Greener solvents for TEMPO/PIPO use (methyl or isopropyl acetate often give better results than DCM: Janssen, M. H. A.; Castellana, J. F. C.; Jackman, H.; Dunn, P. J.; Sheldon, R. A. Towards Greener Solvents for the Bleach Oxidation of Alcohols Catalyzed by Stable N-oxy Radicals. Green Chem. 2011, 13 (4), 905-912.
Many of the emerging greener catalytic oxidations using metal catalysts and green oxidants like air/O2/H2O2 need careful consideration when run in flammable organic solvents since highly flammable or explosive mixtures can be generated. A recent publication describes limiting O2 concentrations for a range of solvents.
Osterberg, P. M.; Niemeier, J. K.; Welch, C. J.; Hawkins, J. M.; Martinelli, J. R.; Johnson, T. E.; Root, T. W.; Stahl, S. S. Experimental Limiting Oxygen Concentrations for Nine Organic Solvents at Temperatures and Pressures Relevant to Aerobic Oxidations in the Pharmaceutical Industry. Org. Process Res. Dev. 2015. 19 (11), 1537-1543.

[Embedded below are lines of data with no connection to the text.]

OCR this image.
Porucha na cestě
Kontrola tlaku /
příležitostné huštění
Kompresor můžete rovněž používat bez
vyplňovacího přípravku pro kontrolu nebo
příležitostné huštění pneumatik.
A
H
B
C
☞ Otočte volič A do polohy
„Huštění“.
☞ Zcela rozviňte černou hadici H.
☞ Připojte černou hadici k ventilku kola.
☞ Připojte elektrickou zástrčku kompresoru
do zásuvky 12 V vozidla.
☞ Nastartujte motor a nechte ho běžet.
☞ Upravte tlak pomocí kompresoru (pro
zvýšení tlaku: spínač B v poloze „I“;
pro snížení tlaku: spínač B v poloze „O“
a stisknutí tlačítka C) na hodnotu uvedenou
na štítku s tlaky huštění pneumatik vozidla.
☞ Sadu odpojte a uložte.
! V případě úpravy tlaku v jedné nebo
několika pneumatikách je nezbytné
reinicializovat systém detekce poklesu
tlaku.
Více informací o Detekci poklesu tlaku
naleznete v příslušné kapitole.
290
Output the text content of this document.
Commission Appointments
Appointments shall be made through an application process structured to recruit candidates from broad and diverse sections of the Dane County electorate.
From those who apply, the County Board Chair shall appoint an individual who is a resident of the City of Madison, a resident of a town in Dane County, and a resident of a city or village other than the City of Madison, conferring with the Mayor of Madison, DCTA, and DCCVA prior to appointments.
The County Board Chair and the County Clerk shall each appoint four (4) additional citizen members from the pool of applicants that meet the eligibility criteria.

Many oxidations of CH2OH- CO2H proceed via the aldehyde, and in most cases, it is the hydrated aldehyde (CH(OH)2 that undergoes oxidation to the carboxylic acid product. Thus, working in water or high water content solvents can be advantageous, and several catalytic oxidation catalysts have been designed to work in aqueous systems.